Imunify360/ImunifyAV automatically or manually scans new, modified, and uploaded files for malware and viruses – for free. Then, you can choose to automatically delete, quarantine or get a warning about malicious content. You’ll be able to perform scheduled scans in the upcoming Imunify360 4.1 version. ImunifyAV+ (premium) also includes one-click cleanup.

4. Patch Management

The main cause of security breaches is outdated software. In fact, unpatched vulnerabilities in software packs leave servers wide open. So you have to patch them asap. However, this takes time and effort, and often, patches need a system restart to activate, which could cause service interruptions.

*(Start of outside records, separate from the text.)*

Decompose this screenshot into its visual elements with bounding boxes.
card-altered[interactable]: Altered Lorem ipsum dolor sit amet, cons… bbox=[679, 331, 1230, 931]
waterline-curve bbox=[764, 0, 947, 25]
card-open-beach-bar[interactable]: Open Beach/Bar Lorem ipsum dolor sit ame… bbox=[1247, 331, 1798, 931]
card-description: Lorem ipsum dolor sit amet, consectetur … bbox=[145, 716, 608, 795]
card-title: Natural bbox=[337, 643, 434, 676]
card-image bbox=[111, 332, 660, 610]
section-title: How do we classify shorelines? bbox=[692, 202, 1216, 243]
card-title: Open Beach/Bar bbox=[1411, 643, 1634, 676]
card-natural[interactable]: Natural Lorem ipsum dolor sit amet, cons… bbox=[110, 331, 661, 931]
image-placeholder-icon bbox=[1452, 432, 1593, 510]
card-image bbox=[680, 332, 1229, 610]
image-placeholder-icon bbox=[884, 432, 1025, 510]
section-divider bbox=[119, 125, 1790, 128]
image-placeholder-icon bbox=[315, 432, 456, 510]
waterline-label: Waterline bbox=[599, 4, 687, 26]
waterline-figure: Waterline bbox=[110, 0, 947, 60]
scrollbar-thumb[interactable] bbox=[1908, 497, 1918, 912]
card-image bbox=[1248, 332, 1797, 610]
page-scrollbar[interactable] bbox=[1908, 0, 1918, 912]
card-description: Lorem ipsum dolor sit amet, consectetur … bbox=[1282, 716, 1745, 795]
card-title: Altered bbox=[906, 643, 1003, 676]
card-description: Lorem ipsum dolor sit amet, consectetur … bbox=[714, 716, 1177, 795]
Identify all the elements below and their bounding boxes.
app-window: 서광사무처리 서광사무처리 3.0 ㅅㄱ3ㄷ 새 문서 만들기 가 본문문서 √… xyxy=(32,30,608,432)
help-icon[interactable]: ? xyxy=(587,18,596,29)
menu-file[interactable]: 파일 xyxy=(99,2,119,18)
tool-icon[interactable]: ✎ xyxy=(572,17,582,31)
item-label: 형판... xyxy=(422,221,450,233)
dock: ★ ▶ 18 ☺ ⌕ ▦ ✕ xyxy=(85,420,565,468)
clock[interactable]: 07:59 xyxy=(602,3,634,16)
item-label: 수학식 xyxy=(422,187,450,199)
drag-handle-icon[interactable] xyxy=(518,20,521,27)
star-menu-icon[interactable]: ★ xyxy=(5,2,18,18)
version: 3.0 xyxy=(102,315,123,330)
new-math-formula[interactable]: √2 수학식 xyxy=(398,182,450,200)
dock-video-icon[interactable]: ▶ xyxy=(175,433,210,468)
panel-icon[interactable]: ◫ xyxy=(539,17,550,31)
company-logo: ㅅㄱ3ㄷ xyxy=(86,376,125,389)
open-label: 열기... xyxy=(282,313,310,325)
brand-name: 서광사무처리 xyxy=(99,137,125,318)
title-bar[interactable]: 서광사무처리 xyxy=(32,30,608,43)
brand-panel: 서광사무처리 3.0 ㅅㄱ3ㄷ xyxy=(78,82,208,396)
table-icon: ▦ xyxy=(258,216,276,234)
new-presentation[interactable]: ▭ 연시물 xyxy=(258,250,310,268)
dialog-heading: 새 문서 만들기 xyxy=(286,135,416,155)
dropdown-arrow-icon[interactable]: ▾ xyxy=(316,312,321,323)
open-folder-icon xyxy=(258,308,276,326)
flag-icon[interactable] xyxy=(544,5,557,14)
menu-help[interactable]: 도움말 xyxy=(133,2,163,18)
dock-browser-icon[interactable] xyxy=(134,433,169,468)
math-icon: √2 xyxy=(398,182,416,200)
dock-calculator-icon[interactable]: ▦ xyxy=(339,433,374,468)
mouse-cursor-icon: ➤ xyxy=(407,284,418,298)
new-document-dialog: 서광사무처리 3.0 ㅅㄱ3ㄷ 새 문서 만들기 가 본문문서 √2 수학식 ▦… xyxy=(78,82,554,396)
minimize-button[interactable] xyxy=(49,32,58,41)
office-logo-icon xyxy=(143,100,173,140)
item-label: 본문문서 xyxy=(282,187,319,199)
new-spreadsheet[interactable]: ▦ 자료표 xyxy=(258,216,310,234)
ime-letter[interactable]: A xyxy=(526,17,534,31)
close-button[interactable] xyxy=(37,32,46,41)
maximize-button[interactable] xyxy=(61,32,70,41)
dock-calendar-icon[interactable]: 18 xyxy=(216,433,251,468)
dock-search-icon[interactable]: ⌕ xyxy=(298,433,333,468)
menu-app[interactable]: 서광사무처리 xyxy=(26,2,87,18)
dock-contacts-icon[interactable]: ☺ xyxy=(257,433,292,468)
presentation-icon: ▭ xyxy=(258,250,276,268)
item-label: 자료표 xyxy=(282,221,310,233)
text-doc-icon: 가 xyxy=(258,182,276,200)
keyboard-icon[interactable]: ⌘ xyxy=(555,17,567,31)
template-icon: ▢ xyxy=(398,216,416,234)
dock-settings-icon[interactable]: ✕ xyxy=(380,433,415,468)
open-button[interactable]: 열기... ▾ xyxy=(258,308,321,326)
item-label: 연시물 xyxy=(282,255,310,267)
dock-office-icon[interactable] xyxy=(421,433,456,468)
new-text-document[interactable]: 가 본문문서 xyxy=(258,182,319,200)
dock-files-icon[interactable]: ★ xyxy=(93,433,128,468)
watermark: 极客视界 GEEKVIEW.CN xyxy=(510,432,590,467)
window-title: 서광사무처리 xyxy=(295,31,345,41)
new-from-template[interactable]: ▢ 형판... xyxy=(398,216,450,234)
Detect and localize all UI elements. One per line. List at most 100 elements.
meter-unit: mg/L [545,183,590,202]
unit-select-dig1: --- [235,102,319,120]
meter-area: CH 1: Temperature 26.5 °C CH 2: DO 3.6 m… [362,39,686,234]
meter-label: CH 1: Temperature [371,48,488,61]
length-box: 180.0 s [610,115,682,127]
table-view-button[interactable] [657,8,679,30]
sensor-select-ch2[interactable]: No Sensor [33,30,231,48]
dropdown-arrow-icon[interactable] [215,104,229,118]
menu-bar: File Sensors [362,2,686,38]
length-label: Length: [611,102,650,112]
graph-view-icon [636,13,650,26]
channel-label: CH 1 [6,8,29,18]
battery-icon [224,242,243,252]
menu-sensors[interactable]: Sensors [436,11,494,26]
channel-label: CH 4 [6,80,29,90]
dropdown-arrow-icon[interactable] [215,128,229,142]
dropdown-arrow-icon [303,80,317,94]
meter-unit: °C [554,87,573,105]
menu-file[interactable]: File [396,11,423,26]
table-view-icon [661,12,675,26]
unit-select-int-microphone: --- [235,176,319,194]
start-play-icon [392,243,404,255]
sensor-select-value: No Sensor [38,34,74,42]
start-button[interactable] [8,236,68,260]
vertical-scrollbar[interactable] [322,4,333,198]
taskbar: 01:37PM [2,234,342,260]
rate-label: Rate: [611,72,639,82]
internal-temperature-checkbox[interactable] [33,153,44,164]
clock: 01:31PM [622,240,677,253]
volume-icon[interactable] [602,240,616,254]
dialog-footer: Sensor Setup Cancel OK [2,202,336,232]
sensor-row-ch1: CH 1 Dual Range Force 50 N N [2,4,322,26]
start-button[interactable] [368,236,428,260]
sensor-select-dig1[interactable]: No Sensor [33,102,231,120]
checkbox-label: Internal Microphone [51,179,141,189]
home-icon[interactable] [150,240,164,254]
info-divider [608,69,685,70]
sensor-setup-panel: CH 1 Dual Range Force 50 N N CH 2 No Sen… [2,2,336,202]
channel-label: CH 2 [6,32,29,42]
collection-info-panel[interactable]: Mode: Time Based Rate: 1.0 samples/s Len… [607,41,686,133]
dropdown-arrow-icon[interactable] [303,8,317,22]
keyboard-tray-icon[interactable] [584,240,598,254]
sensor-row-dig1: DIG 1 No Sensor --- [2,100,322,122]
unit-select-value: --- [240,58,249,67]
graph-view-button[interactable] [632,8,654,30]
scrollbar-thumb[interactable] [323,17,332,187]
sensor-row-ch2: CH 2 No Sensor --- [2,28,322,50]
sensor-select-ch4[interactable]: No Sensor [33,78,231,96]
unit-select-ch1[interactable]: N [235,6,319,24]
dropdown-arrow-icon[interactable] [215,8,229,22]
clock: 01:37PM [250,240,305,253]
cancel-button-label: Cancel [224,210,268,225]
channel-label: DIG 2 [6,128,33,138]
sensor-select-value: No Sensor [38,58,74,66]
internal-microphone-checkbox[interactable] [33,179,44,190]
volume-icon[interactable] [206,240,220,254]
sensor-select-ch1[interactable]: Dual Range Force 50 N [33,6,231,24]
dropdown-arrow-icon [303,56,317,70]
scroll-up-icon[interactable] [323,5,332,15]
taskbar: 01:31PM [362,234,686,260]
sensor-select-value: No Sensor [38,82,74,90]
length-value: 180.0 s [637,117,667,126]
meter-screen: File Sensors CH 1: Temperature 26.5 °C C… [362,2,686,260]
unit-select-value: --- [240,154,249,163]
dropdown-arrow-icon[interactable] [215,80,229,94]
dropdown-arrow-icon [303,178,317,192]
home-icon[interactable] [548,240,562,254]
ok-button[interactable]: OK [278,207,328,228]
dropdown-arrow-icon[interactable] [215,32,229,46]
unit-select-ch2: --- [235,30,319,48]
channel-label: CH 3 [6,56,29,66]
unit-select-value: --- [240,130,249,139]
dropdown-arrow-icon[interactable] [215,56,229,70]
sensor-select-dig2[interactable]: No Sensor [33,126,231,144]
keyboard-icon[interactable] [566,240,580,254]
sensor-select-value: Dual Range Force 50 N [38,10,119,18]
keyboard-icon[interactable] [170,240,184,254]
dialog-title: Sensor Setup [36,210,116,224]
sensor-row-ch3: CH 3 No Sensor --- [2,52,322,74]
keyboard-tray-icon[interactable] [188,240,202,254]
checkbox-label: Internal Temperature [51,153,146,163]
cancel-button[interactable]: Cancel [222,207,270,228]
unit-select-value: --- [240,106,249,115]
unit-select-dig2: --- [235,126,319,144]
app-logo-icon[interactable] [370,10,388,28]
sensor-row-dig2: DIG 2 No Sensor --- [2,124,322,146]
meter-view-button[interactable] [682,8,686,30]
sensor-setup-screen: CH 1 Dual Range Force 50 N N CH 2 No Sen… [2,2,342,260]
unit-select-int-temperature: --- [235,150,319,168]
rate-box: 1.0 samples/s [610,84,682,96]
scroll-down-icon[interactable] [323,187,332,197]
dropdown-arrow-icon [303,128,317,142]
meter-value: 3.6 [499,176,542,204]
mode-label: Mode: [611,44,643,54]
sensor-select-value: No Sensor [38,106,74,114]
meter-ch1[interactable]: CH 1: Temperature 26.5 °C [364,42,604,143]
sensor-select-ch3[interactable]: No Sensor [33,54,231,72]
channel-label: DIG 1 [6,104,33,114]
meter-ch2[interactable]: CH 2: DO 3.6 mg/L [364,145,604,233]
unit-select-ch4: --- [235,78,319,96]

But Imunify360 actually solves this. Firstly, with HardenedPHP, which patches new vulnerabilities and lets you safely run apps on older, unsupported PHP versions. And secondly, KernelCare, which automatically patches Linux kernels “live” – without rebooting and downtime. Essential since the kernel is the most important Linux system part, handling core functionality which all other apps rely on.

5. Reputation Management

When a website is victim of an attack, Google Safe Browsing blocks it, resulting in you losing traffic and revenue. Because the site is not indexed anymore. So this Imunify360 feature informs you of the Google-block and helps you unblock and restore it.

6. Backup and Restore

File backup brings you peace of mind because of its ability to help you recover from malware infection. Because a backup/restore feature like in Imunify360 (Acronis or CloudLinux) quickly restores your files to their pristine condition.

Fighting cybercrime together

The role of Linux servers has grown as a result of e-commerce growth in the last decade. But Cyber-crime has grown in parallel and puts legit business operations in danger with its sophistication and reach. The only solution is fighting fire with fire; use the same tools hackers are using. Get Linux server protection that is complete and dynamic.